要求大家求的是活跃度占比。就是某个分组内(按ECID或者按省份)的总卡数量为分母,活跃的卡数量为分子,求百分比
编写pyspark脚本程序:
from pyspark import SparkConf, SparkContext
from pyspark.sql import SparkSession
from pyspark.sql import Row
import sys
import re
conf = SparkConf().setMaster('local').setAppName('SQLName')
sc = SparkContext(conf=conf)
spark = SparkSession(sc)
'''导入文件'''
card_info = sc.textFile("file:///caifl/spark/data/iot_card/card_info.csv")
province_def = sc.textFile("file:///caifl/spark/data/iot_card/provice_def.csv")
sms_daily = sc.textFile("file:///caifl/spark/data/iot_card/sms_daily.csv")
prod_sublist = sc.textFile("file:///caifl/spark/data/iot_card/prod_sublist.csv")
ec_info = sc.textFile("file:///caifl/spark/data/iot_card/ec_info.csv")
prod_info = sc.textFile("file:///caifl/spark/data/iot_card/prod_info.csv")
# 创建DataFrame
rdd_card_info = card_info.map(lambda x: x.split(","))
rdd_province_def = province_def.map(lambda x: x.split(","))
rdd_sms_daily = sms_daily.map(lambda x: x.split(","))
rdd_prod_sublist = prod_sublist.map(lambda x: x.split(","))
rdd_ec_info = ec_info.map(lambda x: x.split(","))
rdd_prod_info = prod_info.map(lambda x: x.split(","))
# 清除第一行
rdd1_card_info = rdd_card_info.filter(lambda x: "status" not in x)
rdd1_province_def = rdd_province_def.filter(lambda x: "province_name" not in x)
rdd1_sms_daily = rdd_sms_daily.filter(lambda x: "sms_used" not in x)
rdd1_prod_sublist = rdd_prod_sublist.filter(lambda x: "status" not in x)
rdd1_ec_info = rdd_ec_info.filter(lambda x: "ecname" not in x)
rdd1_prod_info = rdd_prod_info.filter(lambda x: "prod_pkg" not in x)
# print("===============输出测试==============")
# for i in rdd1_province_def.collect():
# print(i)
# 将每一行转换为Row类型的对象
rdd2_card_info = rdd1_card_info.map(
lambda x: Row(OID=x[0], province=x[1], msisdn=x[2], active_day=x[3], active_time=x[4], status=int(x[5]), ecid=x[6]))
rdd2_sms_daily = rdd1_sms_daily.map(lambda x: Row(prod_instid=x[0], total=x[1], sms_used=x[2], stats_day=x[3]))

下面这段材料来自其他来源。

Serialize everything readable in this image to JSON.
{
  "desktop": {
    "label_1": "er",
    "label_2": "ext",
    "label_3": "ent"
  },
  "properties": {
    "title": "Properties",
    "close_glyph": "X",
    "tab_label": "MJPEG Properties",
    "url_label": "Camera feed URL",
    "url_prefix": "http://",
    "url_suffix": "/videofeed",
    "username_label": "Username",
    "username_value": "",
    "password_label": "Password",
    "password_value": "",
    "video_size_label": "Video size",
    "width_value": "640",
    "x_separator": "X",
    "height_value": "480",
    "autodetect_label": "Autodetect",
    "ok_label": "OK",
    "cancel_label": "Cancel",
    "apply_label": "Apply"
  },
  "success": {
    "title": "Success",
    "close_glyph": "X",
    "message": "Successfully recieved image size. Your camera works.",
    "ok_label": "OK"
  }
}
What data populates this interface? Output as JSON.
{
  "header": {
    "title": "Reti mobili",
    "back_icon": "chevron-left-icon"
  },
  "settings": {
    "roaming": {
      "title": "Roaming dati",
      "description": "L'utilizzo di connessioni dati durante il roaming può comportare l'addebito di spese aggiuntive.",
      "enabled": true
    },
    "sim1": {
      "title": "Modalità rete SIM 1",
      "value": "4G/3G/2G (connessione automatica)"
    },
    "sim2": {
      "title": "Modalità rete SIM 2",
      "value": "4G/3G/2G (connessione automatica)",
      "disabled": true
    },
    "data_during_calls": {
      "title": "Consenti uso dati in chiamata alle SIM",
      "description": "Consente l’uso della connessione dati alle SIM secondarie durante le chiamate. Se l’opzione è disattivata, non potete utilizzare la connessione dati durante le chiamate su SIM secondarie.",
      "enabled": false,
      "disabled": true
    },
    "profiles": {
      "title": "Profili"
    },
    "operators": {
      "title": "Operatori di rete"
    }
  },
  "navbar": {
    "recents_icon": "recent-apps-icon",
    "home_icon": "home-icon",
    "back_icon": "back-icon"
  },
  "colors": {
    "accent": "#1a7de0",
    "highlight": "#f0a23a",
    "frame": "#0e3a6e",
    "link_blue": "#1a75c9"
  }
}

rdd2_prod_sublist = rdd1_prod_sublist.map((lambda x: Row(OID=x[0], prod_pkg=x[1], prod_id=x[2], prod_instid=x[3],
APN=x[4], status=int(x[5]), sub_day=x[6], sub_time=x[7])))
rdd2_province_def = rdd1_province_def.map(lambda x: Row(province_id=x[0], province_name=x[1]))
rdd2_ec_info = rdd1_ec_info.map(lambda x: Row(ecid=x[0], ecname=x[1], level=x[2]))
rdd2_prod_info = rdd1_prod_info.map(lambda x: Row(prod_pkg=x[0], prod_id=x[1], prod_name=x[2]))
print("===============输出测试==============")
print(rdd_prod_sublist.first())
'''转为为DataFrame类型的数据对象'''
rdd3_sms_daily = spark.createDataFrame(rdd2_sms_daily)
rdd3_card_info = spark.createDataFrame(rdd2_card_info)
rdd3_prod_sublist = spark.createDataFrame(rdd2_prod_sublist)
rdd3_province_def = spark.createDataFrame(rdd2_province_def)
rdd3_ec_info = spark.createDataFrame(rdd2_ec_info)
rdd3_prod_info = spark.createDataFrame(rdd2_prod_info)
'''输出表中信息'''
print("============输出表测试==========")
rdd3_prod_sublist.printSchema()
# 转变视图
rdd3_card_info.createTempView('card_info')
rdd3_prod_sublist.createTempView('prod_sublist')
rdd3_sms_daily.createTempView('sms_daily')
rdd3_province_def.createTempView('province_def')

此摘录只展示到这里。